The term 'pomeron' was apparently important in the early stages of QCD. I can't find any reference to it in modern QFT books, but older resources sometimes refer to it offhand, and I've yet to find any explanation of what it actually is.

Old theoretical sources such as this throw up a wall of math and seem to say that a pomeron is a purely mathematical object, whose meaning is not clear to me:

The formal definition of Reggeon is the pole in the partial wave in t-channel of the scattering process. […] Pomeron is a Reggeon with the intercept close to 1. […] “Hard” Pomeron is a substitute for the following sentence: the asymptotic for the cross section at high energy for the “hard” processes which occur at small distances of the order of $1/Q$ where $Q$ is the largest transverse momentum scale in the process.

But old experimental sources say that the pomeron is a particle, and that its exchange explains some features of hadron scattering cross sections.
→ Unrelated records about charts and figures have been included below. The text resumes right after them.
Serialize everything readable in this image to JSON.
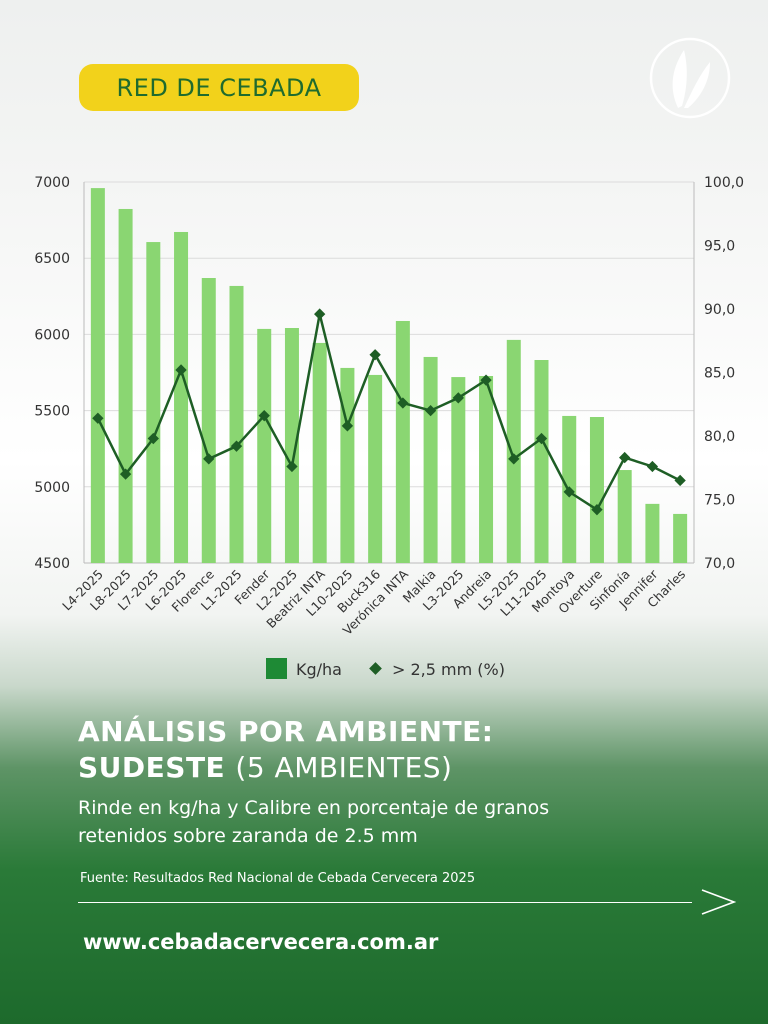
{
  "badge": "RED DE CEBADA",
  "title_bold": "ANÁLISIS POR AMBIENTE:",
  "title_line2_bold": "SUDESTE",
  "title_line2_light": "(5 AMBIENTES)",
  "subtitle_line1": "Rinde en kg/ha y Calibre en porcentaje de granos",
  "subtitle_line2": "retenidos sobre zaranda de 2.5 mm",
  "source": "Fuente: Resultados Red Nacional de Cebada Cervecera 2025",
  "url": "www.cebadacervecera.com.ar",
  "icons": {
    "logo": "wheat-icon",
    "next": "arrow-right-icon"
  },
  "colors": {
    "bar": "#8ad672",
    "line": "#1e5e25",
    "legend_bar": "#1e8a35",
    "badge": "#f2d21b",
    "bottom": "#1d6a2c"
  },
  "chart_data": {
    "type": "bar+line",
    "categories": [
      "L4-2025",
      "L8-2025",
      "L7-2025",
      "L6-2025",
      "Florence",
      "L1-2025",
      "Fender",
      "L2-2025",
      "Beatriz INTA",
      "L10-2025",
      "Buck316",
      "Verónica INTA",
      "Malkia",
      "L3-2025",
      "Andreia",
      "L5-2025",
      "L11-2025",
      "Montoya",
      "Overture",
      "Sinfonía",
      "Jennifer",
      "Charles"
    ],
    "series": [
      {
        "name": "Kg/ha",
        "type": "bar",
        "axis": "left",
        "values": [
          6960,
          6823,
          6606,
          6672,
          6370,
          6318,
          6036,
          6042,
          5944,
          5780,
          5734,
          6088,
          5852,
          5720,
          5727,
          5964,
          5832,
          5465,
          5458,
          5110,
          4888,
          4822
        ]
      },
      {
        "name": "> 2,5 mm (%)",
        "type": "line",
        "axis": "right",
        "values": [
          81.4,
          77.0,
          79.8,
          85.2,
          78.2,
          79.2,
          81.6,
          77.6,
          89.6,
          80.8,
          86.4,
          82.6,
          82.0,
          83.0,
          84.4,
          78.2,
          79.8,
          75.6,
          74.2,
          78.3,
          77.6,
          76.5
        ]
      }
    ],
    "y_left": {
      "range": [
        4500,
        7000
      ],
      "ticks": [
        "4500",
        "5000",
        "5500",
        "6000",
        "6500",
        "7000"
      ]
    },
    "y_right": {
      "range": [
        70,
        100
      ],
      "ticks": [
        "70,0",
        "75,0",
        "80,0",
        "85,0",
        "90,0",
        "95,0",
        "100,0"
      ]
    },
    "grid": true,
    "legend": "bottom"
  }
}
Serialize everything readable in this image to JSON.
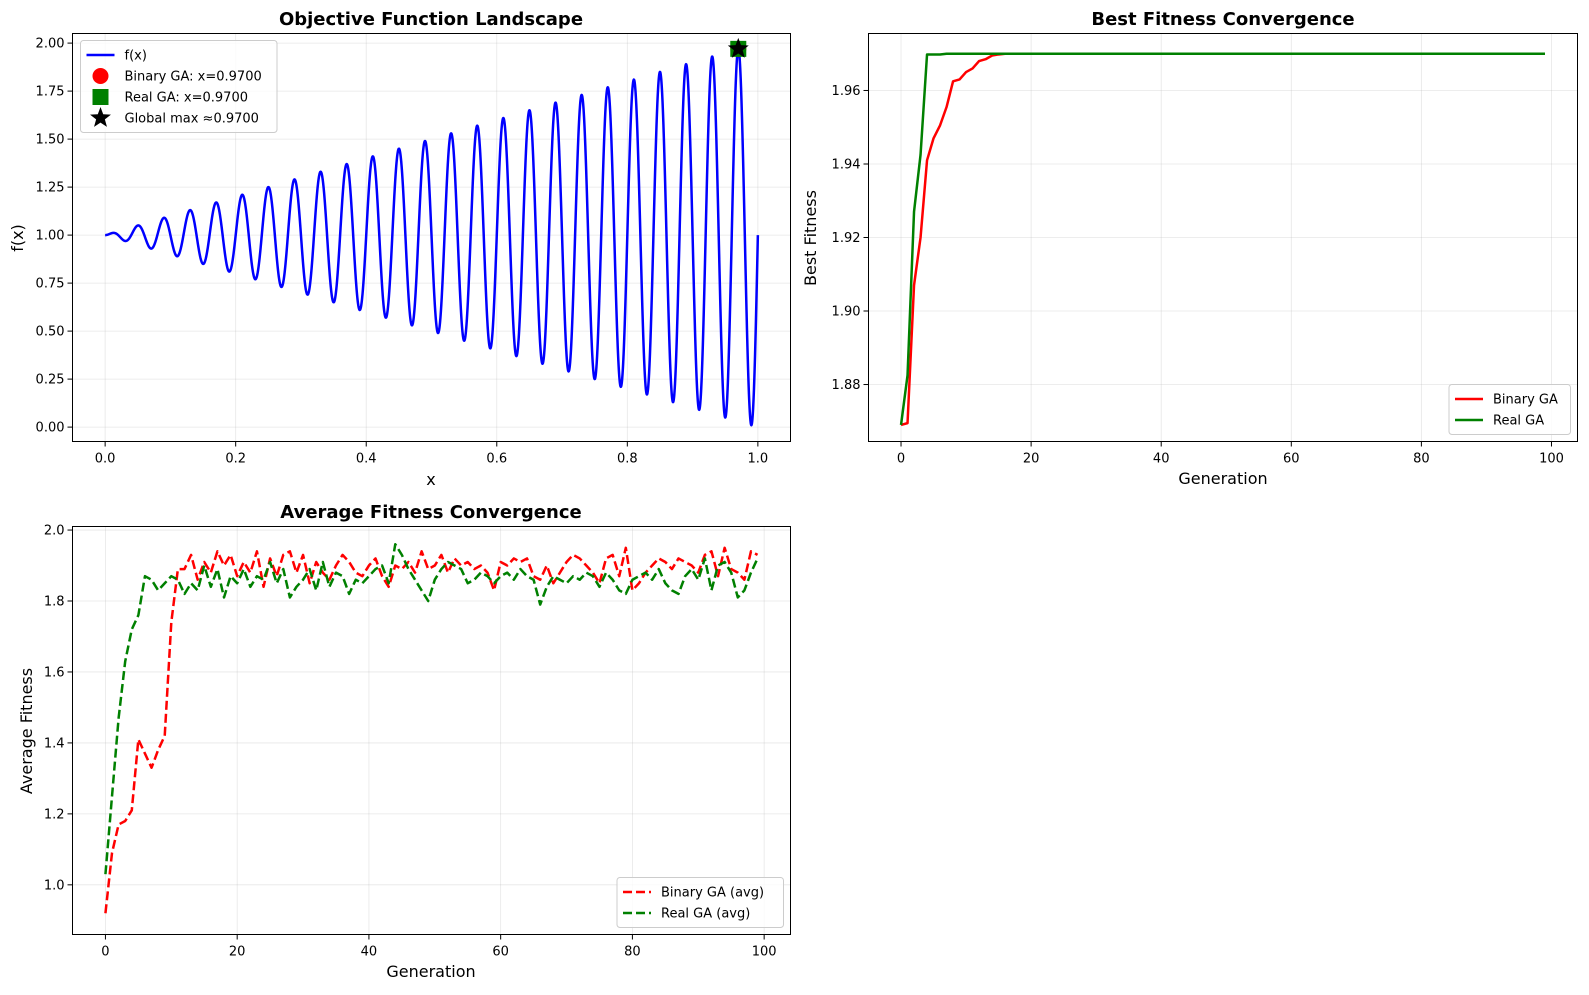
{
  "chart_data": [
    {
      "id": "objective",
      "type": "line",
      "title": "Objective Function Landscape",
      "xlabel": "x",
      "ylabel": "f(x)",
      "xlim": [
        -0.05,
        1.05
      ],
      "ylim": [
        -0.075,
        2.05
      ],
      "xticks": [
        0.0,
        0.2,
        0.4,
        0.6,
        0.8,
        1.0
      ],
      "xtick_labels": [
        "0.0",
        "0.2",
        "0.4",
        "0.6",
        "0.8",
        "1.0"
      ],
      "yticks": [
        0.0,
        0.25,
        0.5,
        0.75,
        1.0,
        1.25,
        1.5,
        1.75,
        2.0
      ],
      "ytick_labels": [
        "0.00",
        "0.25",
        "0.50",
        "0.75",
        "1.00",
        "1.25",
        "1.50",
        "1.75",
        "2.00"
      ],
      "grid": true,
      "legend_position": "upper-left",
      "function": {
        "expression": "1 + x*sin(50*pi*x)",
        "x_range": [
          0,
          1
        ],
        "color": "#0000ff"
      },
      "markers": [
        {
          "name": "Binary GA: x=0.9700",
          "x": 0.97,
          "y": 1.97,
          "shape": "circle",
          "color": "#ff0000"
        },
        {
          "name": "Real GA: x=0.9700",
          "x": 0.97,
          "y": 1.97,
          "shape": "square",
          "color": "#008000"
        },
        {
          "name": "Global max ≈0.9700",
          "x": 0.97,
          "y": 1.97,
          "shape": "star",
          "color": "#000000"
        }
      ],
      "legend": [
        {
          "label": "f(x)",
          "kind": "line",
          "color": "#0000ff"
        },
        {
          "label": "Binary GA: x=0.9700",
          "kind": "circle",
          "color": "#ff0000"
        },
        {
          "label": "Real GA: x=0.9700",
          "kind": "square",
          "color": "#008000"
        },
        {
          "label": "Global max ≈0.9700",
          "kind": "star",
          "color": "#000000"
        }
      ]
    },
    {
      "id": "best",
      "type": "line",
      "title": "Best Fitness Convergence",
      "xlabel": "Generation",
      "ylabel": "Best Fitness",
      "xlim": [
        -5,
        104
      ],
      "ylim": [
        1.8645,
        1.9755
      ],
      "xticks": [
        0,
        20,
        40,
        60,
        80,
        100
      ],
      "xtick_labels": [
        "0",
        "20",
        "40",
        "60",
        "80",
        "100"
      ],
      "yticks": [
        1.88,
        1.9,
        1.92,
        1.94,
        1.96
      ],
      "ytick_labels": [
        "1.88",
        "1.90",
        "1.92",
        "1.94",
        "1.96"
      ],
      "grid": true,
      "legend_position": "lower-right",
      "series": [
        {
          "name": "Binary GA",
          "color": "#ff0000",
          "dash": "solid",
          "x": [
            0,
            1,
            2,
            3,
            4,
            5,
            6,
            7,
            8,
            9,
            10,
            11,
            12,
            13,
            14,
            15,
            16,
            17,
            18,
            99
          ],
          "values": [
            1.869,
            1.8695,
            1.907,
            1.92,
            1.941,
            1.947,
            1.9505,
            1.9555,
            1.9625,
            1.963,
            1.965,
            1.966,
            1.968,
            1.9685,
            1.9695,
            1.9698,
            1.97,
            1.97,
            1.97,
            1.97
          ]
        },
        {
          "name": "Real GA",
          "color": "#008000",
          "dash": "solid",
          "x": [
            0,
            1,
            2,
            3,
            4,
            5,
            6,
            7,
            99
          ],
          "values": [
            1.869,
            1.8825,
            1.927,
            1.9425,
            1.9698,
            1.9698,
            1.9698,
            1.97,
            1.97
          ]
        }
      ]
    },
    {
      "id": "average",
      "type": "line",
      "title": "Average Fitness Convergence",
      "xlabel": "Generation",
      "ylabel": "Average Fitness",
      "xlim": [
        -5,
        104
      ],
      "ylim": [
        0.86,
        2.01
      ],
      "xticks": [
        0,
        20,
        40,
        60,
        80,
        100
      ],
      "xtick_labels": [
        "0",
        "20",
        "40",
        "60",
        "80",
        "100"
      ],
      "yticks": [
        1.0,
        1.2,
        1.4,
        1.6,
        1.8,
        2.0
      ],
      "ytick_labels": [
        "1.0",
        "1.2",
        "1.4",
        "1.6",
        "1.8",
        "2.0"
      ],
      "grid": true,
      "legend_position": "lower-right",
      "series": [
        {
          "name": "Binary GA (avg)",
          "color": "#ff0000",
          "dash": "dashed",
          "values": [
            0.92,
            1.09,
            1.17,
            1.18,
            1.21,
            1.41,
            1.37,
            1.33,
            1.38,
            1.42,
            1.74,
            1.89,
            1.89,
            1.93,
            1.86,
            1.91,
            1.88,
            1.94,
            1.9,
            1.93,
            1.87,
            1.91,
            1.88,
            1.94,
            1.84,
            1.92,
            1.87,
            1.93,
            1.94,
            1.88,
            1.93,
            1.85,
            1.91,
            1.88,
            1.86,
            1.9,
            1.93,
            1.91,
            1.88,
            1.87,
            1.9,
            1.92,
            1.87,
            1.84,
            1.9,
            1.89,
            1.91,
            1.88,
            1.94,
            1.89,
            1.9,
            1.93,
            1.88,
            1.92,
            1.9,
            1.91,
            1.89,
            1.9,
            1.88,
            1.83,
            1.91,
            1.9,
            1.92,
            1.91,
            1.92,
            1.87,
            1.86,
            1.9,
            1.85,
            1.88,
            1.91,
            1.93,
            1.92,
            1.9,
            1.88,
            1.85,
            1.92,
            1.93,
            1.87,
            1.95,
            1.83,
            1.85,
            1.88,
            1.9,
            1.92,
            1.91,
            1.89,
            1.92,
            1.91,
            1.9,
            1.88,
            1.93,
            1.94,
            1.87,
            1.95,
            1.89,
            1.88,
            1.86,
            1.94,
            1.93
          ]
        },
        {
          "name": "Real GA (avg)",
          "color": "#008000",
          "dash": "dashed",
          "values": [
            1.03,
            1.25,
            1.47,
            1.63,
            1.72,
            1.76,
            1.87,
            1.86,
            1.83,
            1.85,
            1.87,
            1.86,
            1.82,
            1.85,
            1.83,
            1.9,
            1.84,
            1.89,
            1.81,
            1.87,
            1.85,
            1.89,
            1.84,
            1.87,
            1.86,
            1.91,
            1.85,
            1.89,
            1.81,
            1.84,
            1.86,
            1.89,
            1.83,
            1.91,
            1.84,
            1.88,
            1.87,
            1.82,
            1.86,
            1.85,
            1.87,
            1.89,
            1.9,
            1.85,
            1.96,
            1.93,
            1.89,
            1.86,
            1.83,
            1.8,
            1.86,
            1.89,
            1.91,
            1.9,
            1.89,
            1.85,
            1.86,
            1.88,
            1.87,
            1.85,
            1.87,
            1.88,
            1.86,
            1.89,
            1.87,
            1.86,
            1.79,
            1.84,
            1.87,
            1.86,
            1.85,
            1.87,
            1.86,
            1.88,
            1.87,
            1.84,
            1.88,
            1.86,
            1.83,
            1.82,
            1.86,
            1.87,
            1.88,
            1.86,
            1.89,
            1.85,
            1.83,
            1.82,
            1.87,
            1.89,
            1.86,
            1.92,
            1.83,
            1.9,
            1.91,
            1.88,
            1.81,
            1.83,
            1.88,
            1.92
          ]
        }
      ]
    }
  ]
}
That mismatch confuses me, but Wikipedia goes even further and says the pomeron has been found:

By the 1990s, the existence of the pomeron as well as some of its properties were experimentally well established, notably at Fermilab and DESY. The pomeron carries no charges. The absence of electric charge implies that pomeron exchange does not lead to the usual shower of Cherenkov radiation, while the absence of color charge implies that such events do not radiate pions.

This makes me really confused. If the pomeron has been found, how come no modern sources ever talk about it? Is it some other particle, a glueball or a meson, maybe, under a different name? Or have pomerons been ruled out? Are the cross sections they were invented to explain now well-understood? If not, why does nobody talk about pomerons anymore?


Edit: after searching around some more, I'm getting the impression that the pomeron is an 'effective' particle, the result of the exchange of one of a whole infinite family of particles that lie on a particular Regge trajectory. But what really mystifies me is that every source steadfastly refuses to say what those particles are, i.e. their quark and gluon content. This is apparently part of the spirit of the bootstrap program, where such questions are just not allowed to be asked, but shouldn't we be able to understand this in conventional QCD?

Best Answer

Before the quark model became the standard model for particle physics, the prevailing model for elementary particle scattering was using the theory of Regge poles.

At the time (1960s) electromagnetic interactions/scatterings could be described very well with Feynman diagrams, exchanging virtual photons. The study of strong interactions tried to reproduce this successful use of Feynman diagrams ; for example there was the vector meson dominance model :

In particular, the hadronic components of the physical photon consist of the lightest vector mesons, ρ , ω and ϕ . Therefore, interactions between photons and hadronic matter occur by the exchange of a hadron between the dressed photon and the hadronic target.

The Regge pole theory used the complex plane and Regge trajectories to fit scattering crossections, the poles corresponding to resonances with specific spins at the mass of the resonance but arbitrary ones off. The exchange of Regge poles ( instead of single particles) was fitted to scattering crossection data. See this plot for some of the "fits" .

At the time , when it seemed that the Regge pole model would be the model for hadronic interactions, it was necessary to include elastic scattering, i.e. when nothing happened except some energy exchanges. The Regge trajectory used for that was called the Pomeron trajectory.

the particles on this trajectory have the quantum numbers of the vacuum.

If you really want to delve into the subject here is a reference. With the successes of the standard model the Regge theory was no longer mainstream, but considered old fashioned.

This abstract for , The Pomeron and Gauge/String Duality is revisiting the pomeron .

The emergence of string theories though revived the interest in regge theory and particularly the veneziano model which describes the regge poles and considers the resonances as excitations of a string.